If you have a spare wand of teleportation, a better strategy is just
to zap it at them to start with, then go over to wherever they've gone
to finish them off. They're harmless out of the water.
(This works better on the Barb (or Tourist) Quest than it does on
places like Medusa's level, of course.)
--
: Dylan O'Donnell http://www.spod-central.org/~psmith/ :
: "Are not gross Bodies and Light convertible into one another [...] ?" :
: -- Sir Isaac Newton, "Opticks", 1706 :
: "E = mc^2" -- Albert Einstein, 1905 :
Reverse Genocide Eels on a dry level!
Why? Because, since eels have that instakill ability, they're worth an
extra 1,000 experience points apiece. At low levels, when this can mean
a level per kill, this can make a mediocre game a contender.
- John Harris
HIDDEN GLADE
Inexplicable Weekly Fantasy Webcomic
http://www.hiddenglade.com/
>Reverse Genocide Eels on a dry level!
>
>Why? Because, since eels have that instakill ability, they're worth an
>extra 1,000 experience points apiece. At low levels, when this can mean
>a level per kill, this can make a mediocre game a contender.

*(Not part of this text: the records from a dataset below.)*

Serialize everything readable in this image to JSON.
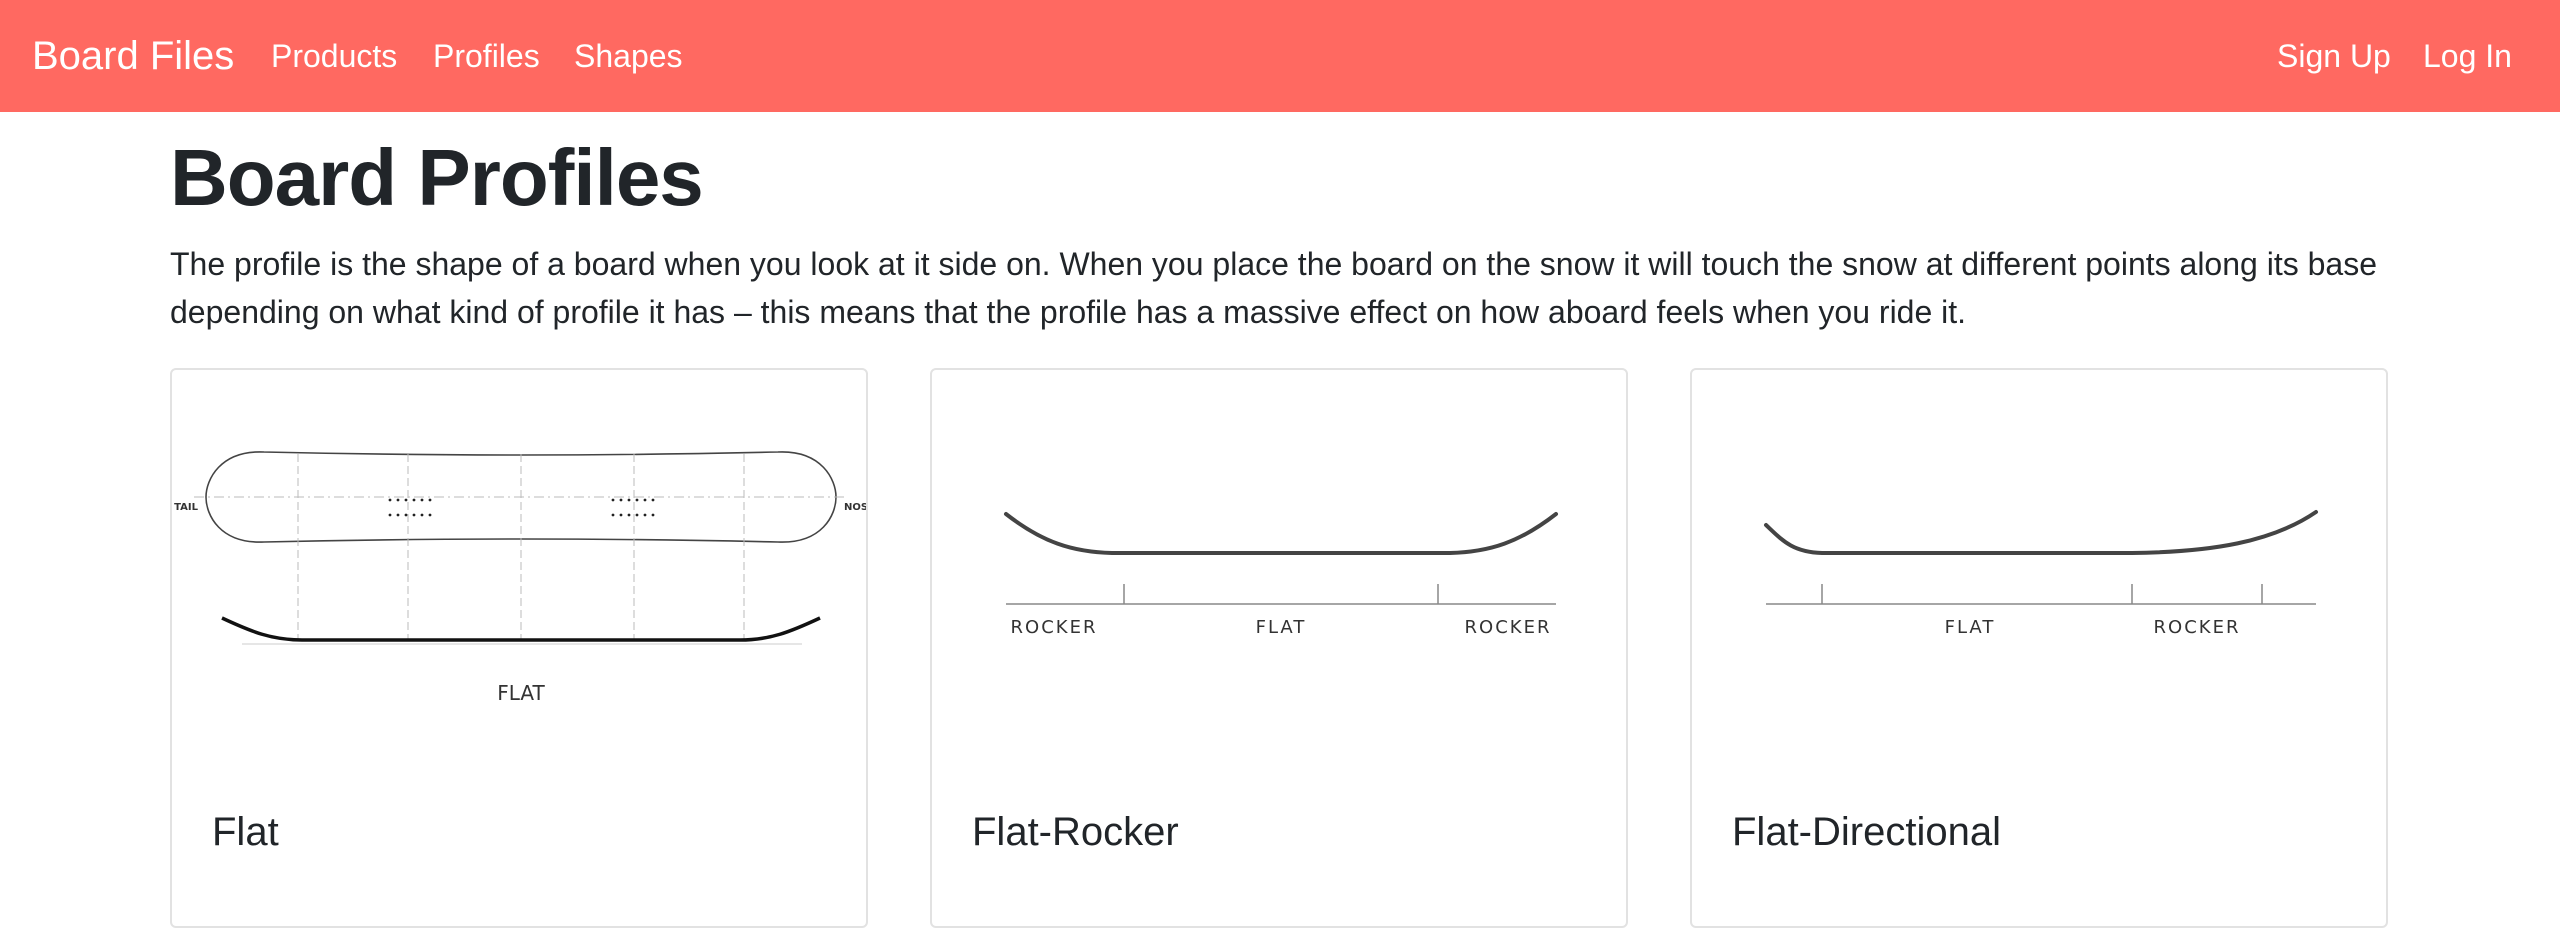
{
  "navbar": {
    "brand": "Board Files",
    "links": [
      "Products",
      "Profiles",
      "Shapes"
    ],
    "auth": [
      "Sign Up",
      "Log In"
    ]
  },
  "page": {
    "title": "Board Profiles",
    "intro": "The profile is the shape of a board when you look at it side on. When you place the board on the snow it will touch the snow at different points along its base depending on what kind of profile it has – this means that the profile has a massive effect on how aboard feels when you ride it."
  },
  "cards": [
    {
      "title": "Flat",
      "diagram": {
        "tail": "TAIL",
        "nose": "NOSE",
        "labels": [
          "FLAT"
        ]
      }
    },
    {
      "title": "Flat-Rocker",
      "diagram": {
        "labels": [
          "ROCKER",
          "FLAT",
          "ROCKER"
        ]
      }
    },
    {
      "title": "Flat-Directional",
      "diagram": {
        "labels": [
          "FLAT",
          "ROCKER"
        ]
      }
    }
  ]
}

Or cause YASD, as gaining levels quickly in the beginning is not
considered very wise. And why bother with EXP when you can revgeno
wraiths, or better yet nurses.
--
Killed by a burning book.
> And why bother with EXP when you can revgeno
> wraiths, or better yet nurses.
Or foocubi, if your CHA is decently high. Might as
well have some fun while you're stuck in a dungeon.
(YANI:
* Lawful deities get annoyed when you consort with
a foocubus on their altar.
* Better results from foocubi when you're carrying
a bullwhip and an iron chain. ;-)
Cheers,
Matt (killed by a succubus)
--
Matt "deranged lemur on crack" Olson, speaking for himself.
One tequila, two tequila, three tequila, floor.
Yes, yes, and wile wearing certain colors of dracon scales
yadda yadda yadda, We've heard this joke already... ;)
Meagen
Foocubi have to be summoned or chased after. They can't be genocided (&,
remember?), therefore they can't be reverse genocided.